Maybe actually shut down my computer in between approved Internet times? A couple weeks ago I went out of town for the weekend, and didn't bring my computer. As I was shutting it down, I realized I hadn't done that in weeks... perhaps months. Perhaps the fact that it will take several minutes to come back to life will dissuade me.


message 4: by Catherine (new)

Catherine Egan O Samantha, but I think of YOU as the serene mama who makes time to pray and doesn't yell at kids and has cookies cooling on the counter. Two half-hour periods a day would be OK, just not sure where to put those two half-hours, and will I really hold firm when I hit the half-hour point but I'm in the middle of reading something REALLY INTERESTING???

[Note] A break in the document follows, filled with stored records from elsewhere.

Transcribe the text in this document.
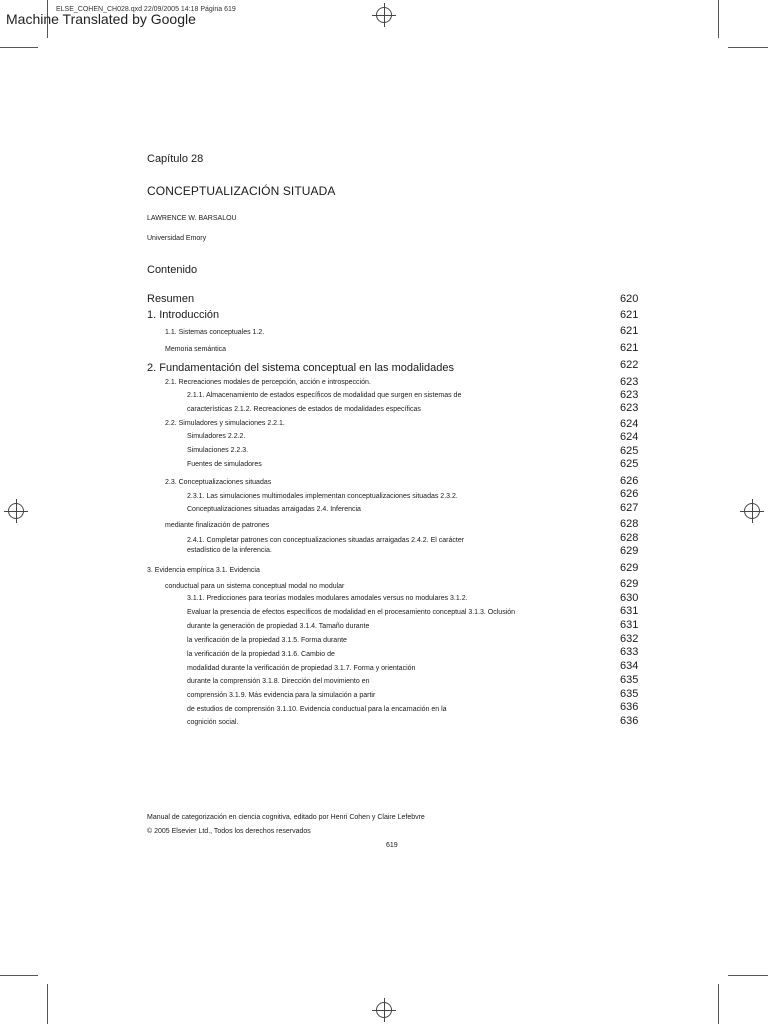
ELSE_COHEN_CH028.qxd 22/09/2005 14:18 Página 619
Machine Translated by Google
Capítulo 28
CONCEPTUALIZACIÓN SITUADA
LAWRENCE W. BARSALOU
Universidad Emory
Contenido
Resumen	620
1. Introducción	621
1.1. Sistemas conceptuales 1.2.	621
Memoria semántica	621
2. Fundamentación del sistema conceptual en las modalidades	622
2.1. Recreaciones modales de percepción, acción e introspección.	623
2.1.1. Almacenamiento de estados específicos de modalidad que surgen en sistemas de	623
características 2.1.2. Recreaciones de estados de modalidades específicas	623
2.2. Simuladores y simulaciones 2.2.1.	624
Simuladores 2.2.2.	624
Simulaciones 2.2.3.	625
Fuentes de simuladores	625
2.3. Conceptualizaciones situadas	626
2.3.1. Las simulaciones multimodales implementan conceptualizaciones situadas 2.3.2.	626
Conceptualizaciones situadas arraigadas 2.4. Inferencia	627
mediante finalización de patrones	628
2.4.1. Completar patrones con conceptualizaciones situadas arraigadas 2.4.2. El carácter	628
estadístico de la inferencia.	629
3. Evidencia empírica 3.1. Evidencia	629
conductual para un sistema conceptual modal no modular	629
3.1.1. Predicciones para teorías modales modulares amodales versus no modulares 3.1.2.	630
Evaluar la presencia de efectos específicos de modalidad en el procesamiento conceptual 3.1.3. Oclusión	631
durante la generación de propiedad 3.1.4. Tamaño durante	631
la verificación de la propiedad 3.1.5. Forma durante	632
la verificación de la propiedad 3.1.6. Cambio de	633
modalidad durante la verificación de propiedad 3.1.7. Forma y orientación	634
durante la comprensión 3.1.8. Dirección del movimiento en	635
comprensión 3.1.9. Más evidencia para la simulación a partir	635
de estudios de comprensión 3.1.10. Evidencia conductual para la encarnación en la	636
cognición social.	636
Manual de categorización en ciencia cognitiva, editado por Henri Cohen y Claire Lefebvre
© 2005 Elsevier Ltd., Todos los derechos reservados
619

Eric I always assume with on-line friends who are obviously on-line practically all the time that their on-line lives have come to blend seamlessly and unproblematically with their off-line lives. Sadly I am really not a multi-tasker and so I feel like my day is stuffed to the seams and SOMETHING is going to give. The Internet feels like the least essential thing (since I am not going to give up my kids, my marriage, books, writing, eating, sleeping, showering, etc.). I have already basically given up housework in favour of The Internet, but I question that on a regular basis, and still, there is never enough time.

Mostly I feel like a jerk for ignoring my kids so much. For example, right now LittleJ is telling me a story, and I'm not listening.